Tracking Time-Vertex Propagation using Dynamic Graph Wavelets
This work addresses the analysis of dynamic graph signals, which is crucial for applications like seismology, but it appears incremental as it extends existing wavelet and compressive sensing techniques to time-vertex domains.
The authors tackled the problem of analyzing time-evolving graph signals, such as wave propagation on networks, by proposing Dynamic Graph Wavelets, a novel class of wavelet frames that incorporate both time and graph dimensions. They demonstrated the method's efficiency on real seismological data, enabling estimation of earthquake epicenters from seismic network recordings.
Graph Signal Processing generalizes classical signal processing to signal or data indexed by the vertices of a weighted graph.

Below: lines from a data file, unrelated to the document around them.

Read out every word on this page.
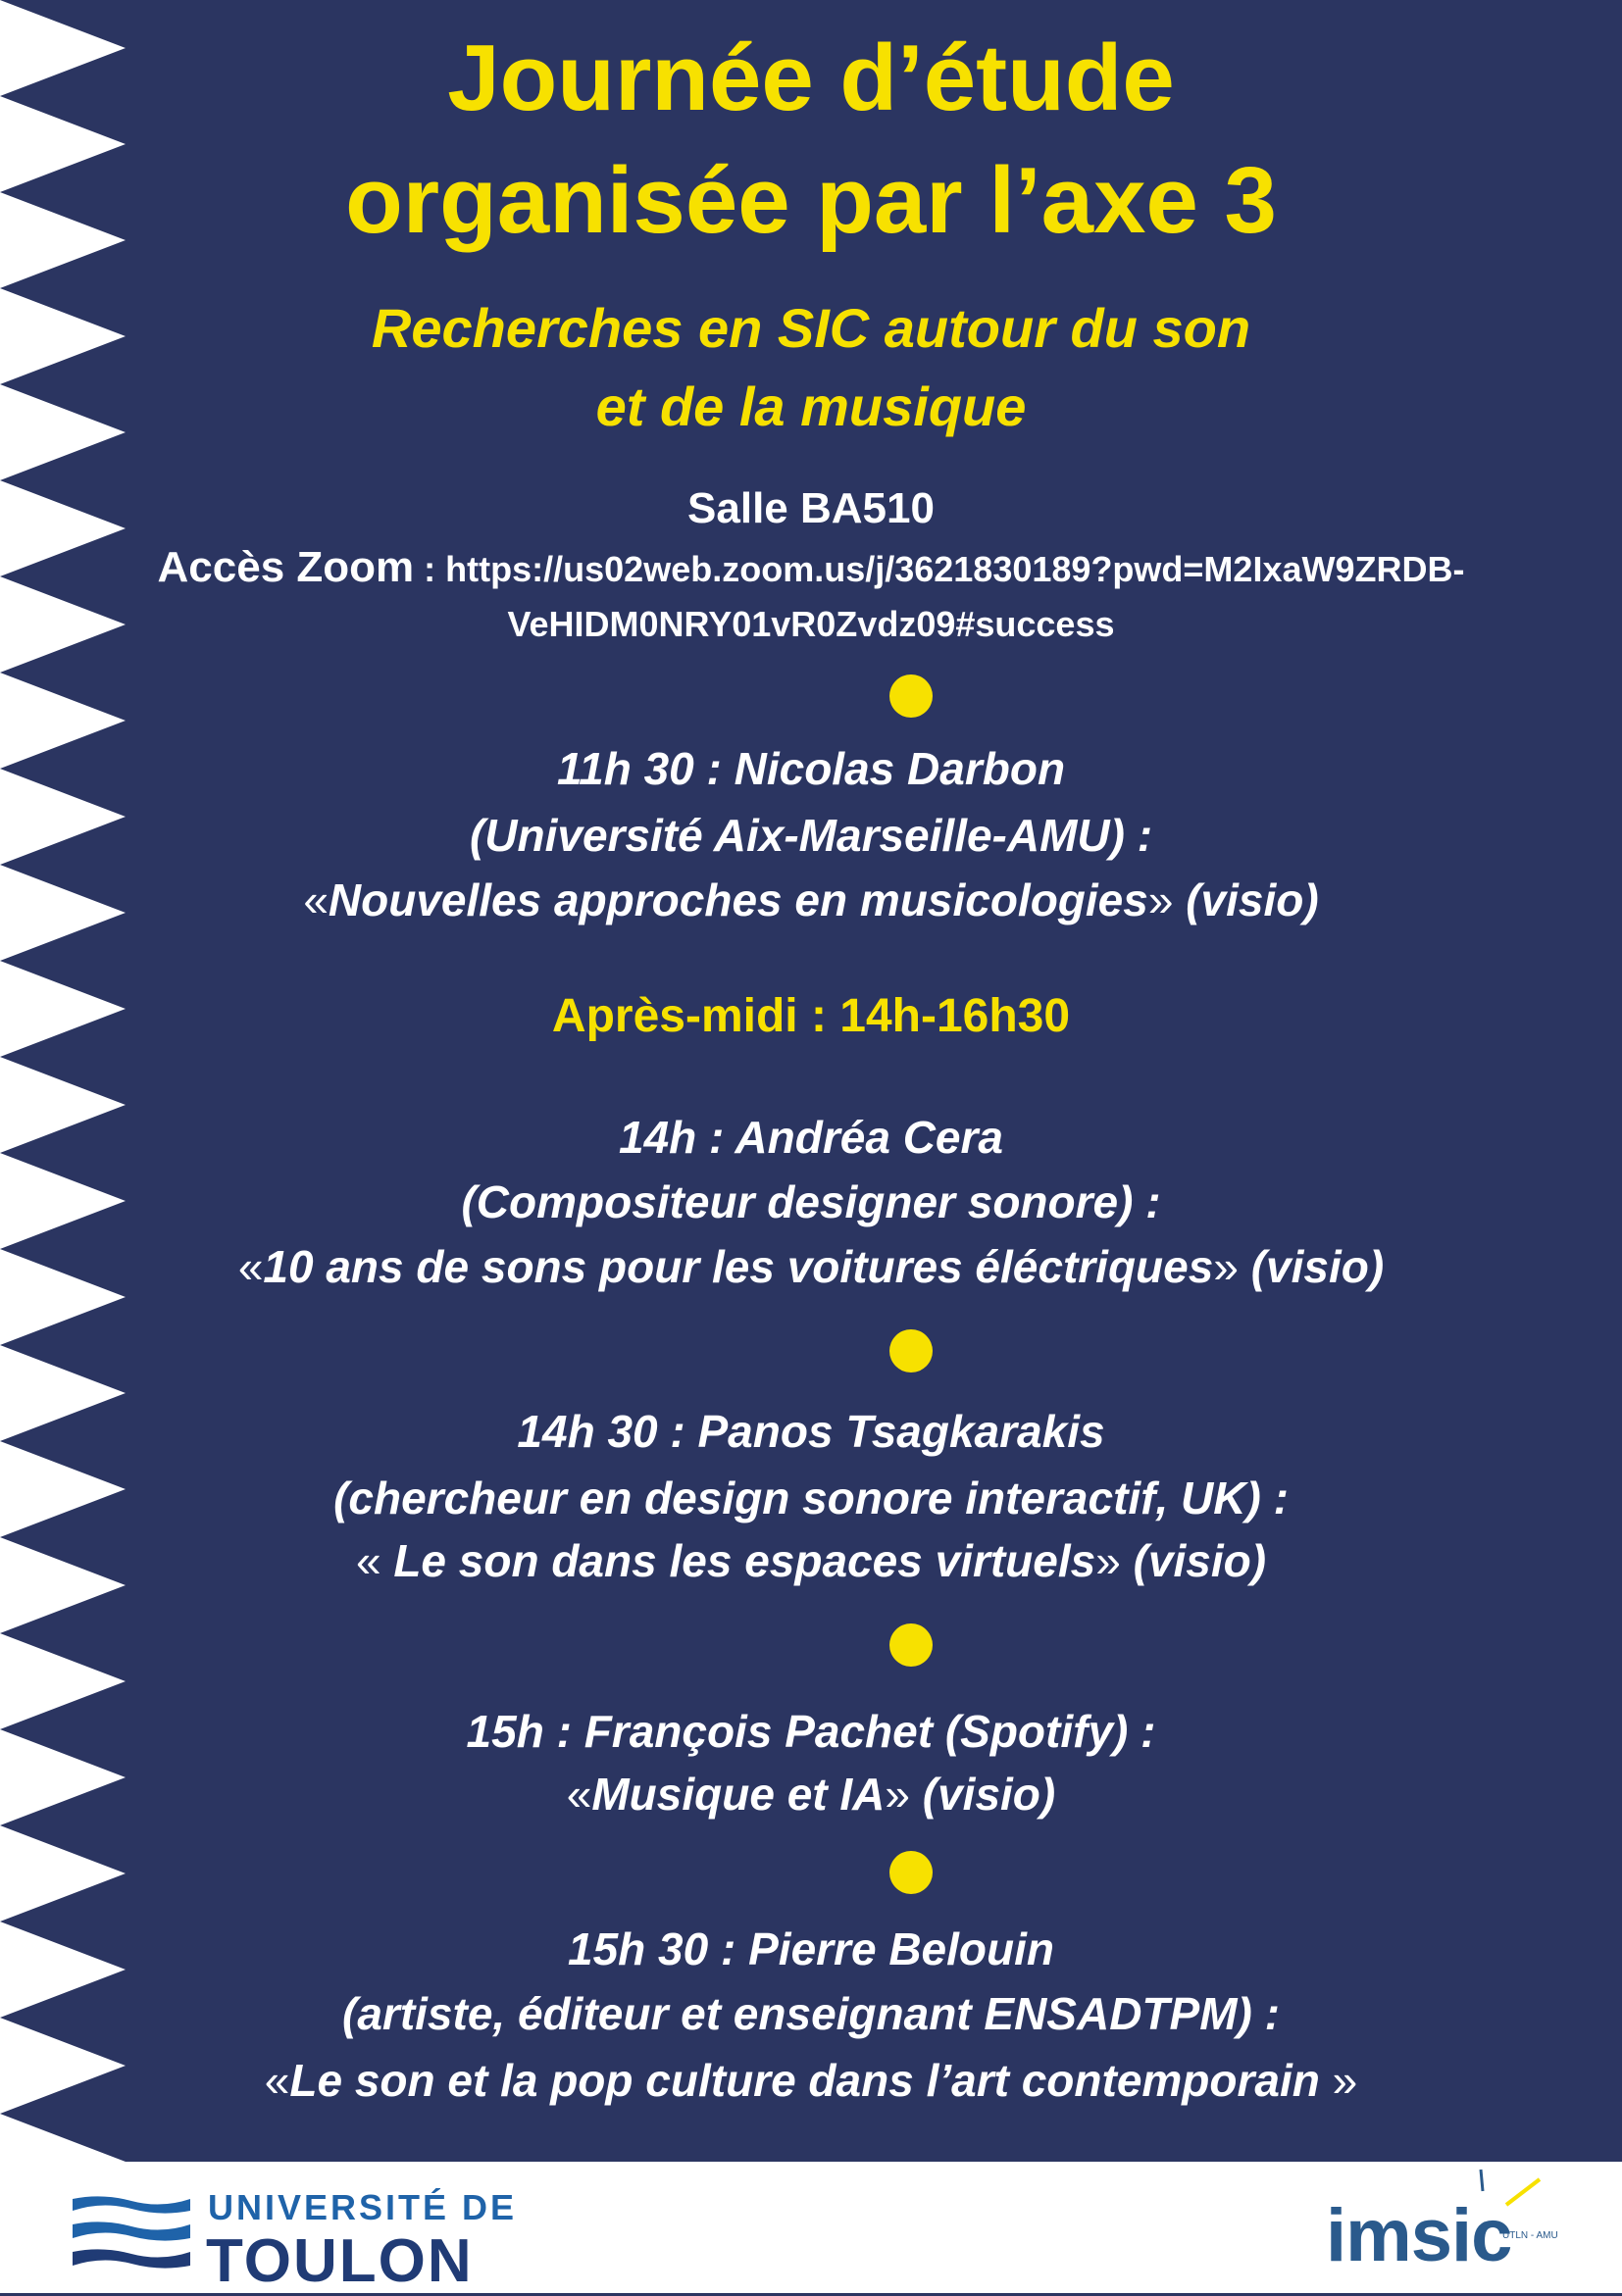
Journée d’étude
organisée par l’axe 3
Recherches en SIC autour du son
et de la musique
Salle BA510
Accès Zoom : https://us02web.zoom.us/j/3621830189?pwd=M2IxaW9ZRDB-
VeHIDM0NRY01vR0Zvdz09#success
11h 30 : Nicolas Darbon
(Université Aix-Marseille-AMU) :
«Nouvelles approches en musicologies» (visio)
Après-midi : 14h-16h30
14h : Andréa Cera
(Compositeur designer sonore) :
«10 ans de sons pour les voitures éléctriques» (visio)
14h 30 : Panos Tsagkarakis
(chercheur en design sonore interactif, UK) :
« Le son dans les espaces virtuels» (visio)
15h : François Pachet (Spotify) :
«Musique et IA» (visio)
15h 30 : Pierre Belouin
(artiste, éditeur et enseignant ENSADTPM) :
«Le son et la pop culture dans l’art contemporain »
UNIVERSITÉ DE
TOULON	imsic
UTLN - AMU
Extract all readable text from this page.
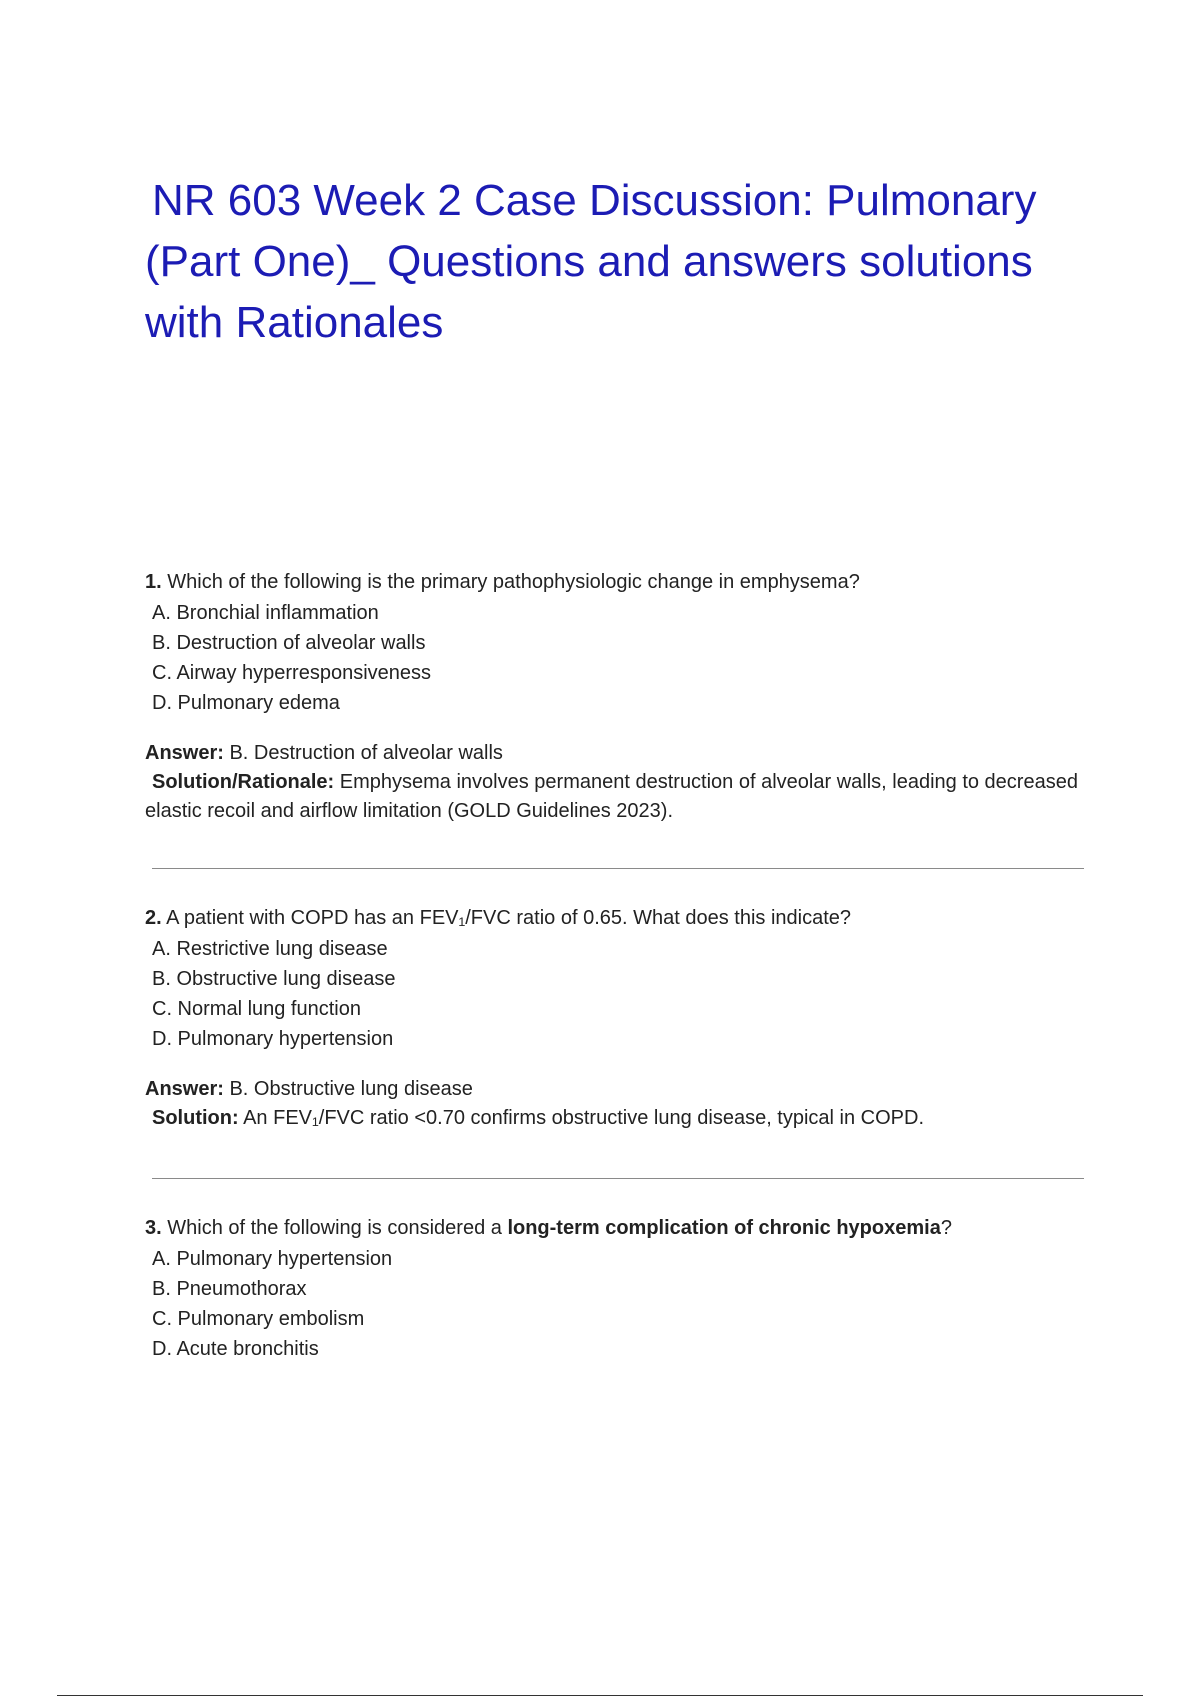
NR 603 Week 2 Case Discussion: Pulmonary
(Part One)_ Questions and answers solutions
with Rationales

1. Which of the following is the primary pathophysiologic change in emphysema?

A. Bronchial inflammation
B. Destruction of alveolar walls
C. Airway hyperresponsiveness
D. Pulmonary edema

Answer: B. Destruction of alveolar walls

Solution/Rationale: Emphysema involves permanent destruction of alveolar walls, leading to decreased elastic recoil and airflow limitation (GOLD Guidelines 2023).

2. A patient with COPD has an FEV₁/FVC ratio of 0.65. What does this indicate?

A. Restrictive lung disease
B. Obstructive lung disease
C. Normal lung function
D. Pulmonary hypertension

Answer: B. Obstructive lung disease

Solution: An FEV₁/FVC ratio <0.70 confirms obstructive lung disease, typical in COPD.

3. Which of the following is considered a long-term complication of chronic hypoxemia?

A. Pulmonary hypertension
B. Pneumothorax
C. Pulmonary embolism
D. Acute bronchitis
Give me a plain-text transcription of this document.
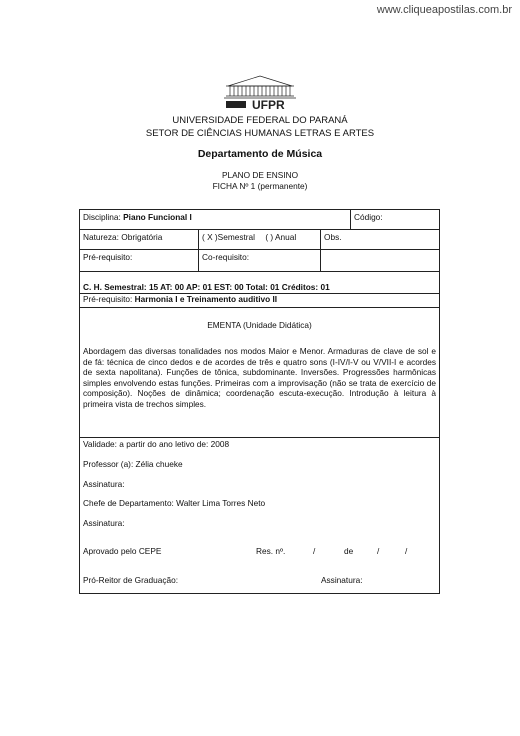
www.cliqueapostilas.com.br
UFPR
UNIVERSIDADE FEDERAL DO PARANÁ
SETOR DE CIÊNCIAS HUMANAS LETRAS E ARTES
Departamento de Música
PLANO DE ENSINO
FICHA Nº 1 (permanente)
Disciplina: Piano Funcional I	Código:
Natureza: Obrigatória	( X )Semestral ( ) Anual	Obs.
Pré-requisito:	Co-requisito:
C. H. Semestral: 15 AT: 00 AP: 01 EST: 00 Total: 01 Créditos: 01
Pré-requisito: Harmonia I e Treinamento auditivo II
EMENTA (Unidade Didática)
Abordagem das diversas tonalidades nos modos Maior e Menor. Armaduras de clave de sol e de fá: técnica de cinco dedos e de acordes de três e quatro sons (I-IV/I-V ou V/VII-I e acordes de sexta napolitana). Funções de tônica, subdominante. Inversões. Progressões harmônicas simples envolvendo estas funções. Primeiras com a improvisação (não se trata de exercício de composição). Noções de dinâmica; coordenação escuta-execução. Introdução à leitura à primeira vista de trechos simples.
Validade: a partir do ano letivo de: 2008
Professor (a): Zélia chueke
Assinatura:
Chefe de Departamento: Walter Lima Torres Neto
Assinatura:
Aprovado pelo CEPE	Res. nº.	/	de	/	/
Pró-Reitor de Graduação:	Assinatura:
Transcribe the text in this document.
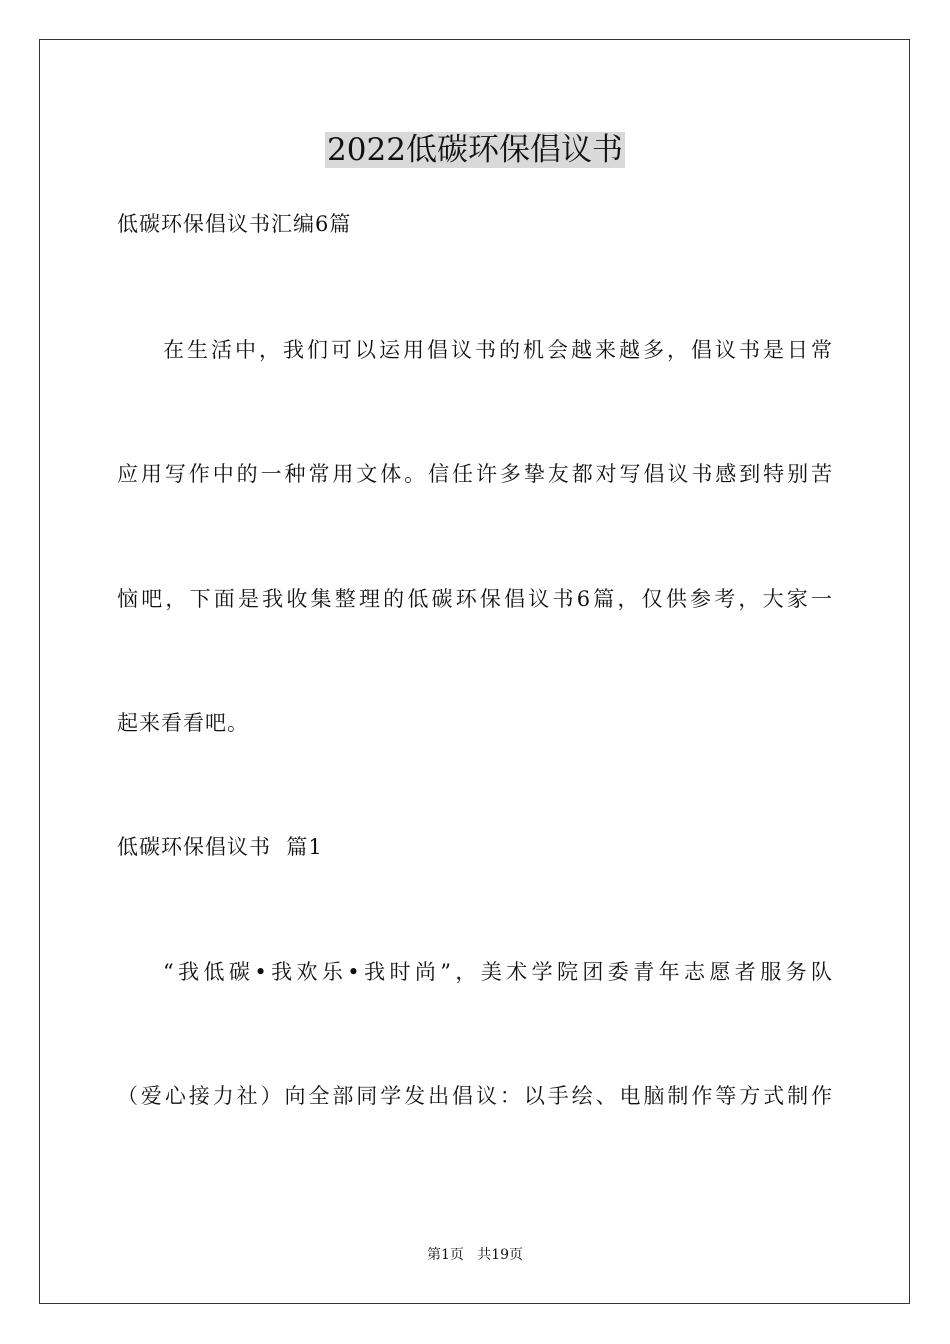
2022低碳环保倡议书
低碳环保倡议书汇编6篇
在生活中，我们可以运用倡议书的机会越来越多，倡议书是日常
应用写作中的一种常用文体。信任许多挚友都对写倡议书感到特别苦
恼吧，下面是我收集整理的低碳环保倡议书6篇，仅供参考，大家一
起来看看吧。
低碳环保倡议书  篇1
“我低碳•我欢乐•我时尚”，美术学院团委青年志愿者服务队
（爱心接力社）向全部同学发出倡议：以手绘、电脑制作等方式制作
第1页   共19页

So far, the research efforts have been focused on static graph signals. However numerous applications involve graph signals evolving in time, such as spreading or propagation of waves on a network. The analysis of this type of data requires a new set of methods that fully takes into account the time and graph dimensions. We propose a novel class of wavelet frames named Dynamic Graph Wavelets, whose time-vertex evolution follows a dynamic process. We demonstrate that this set of functions can be combined with sparsity based approaches such as compressive sensing to reveal information on the dynamic processes occurring on a graph. Experiments on real seismological data show the efficiency of the technique, allowing to estimate the epicenter of earthquake events recorded by a seismic network.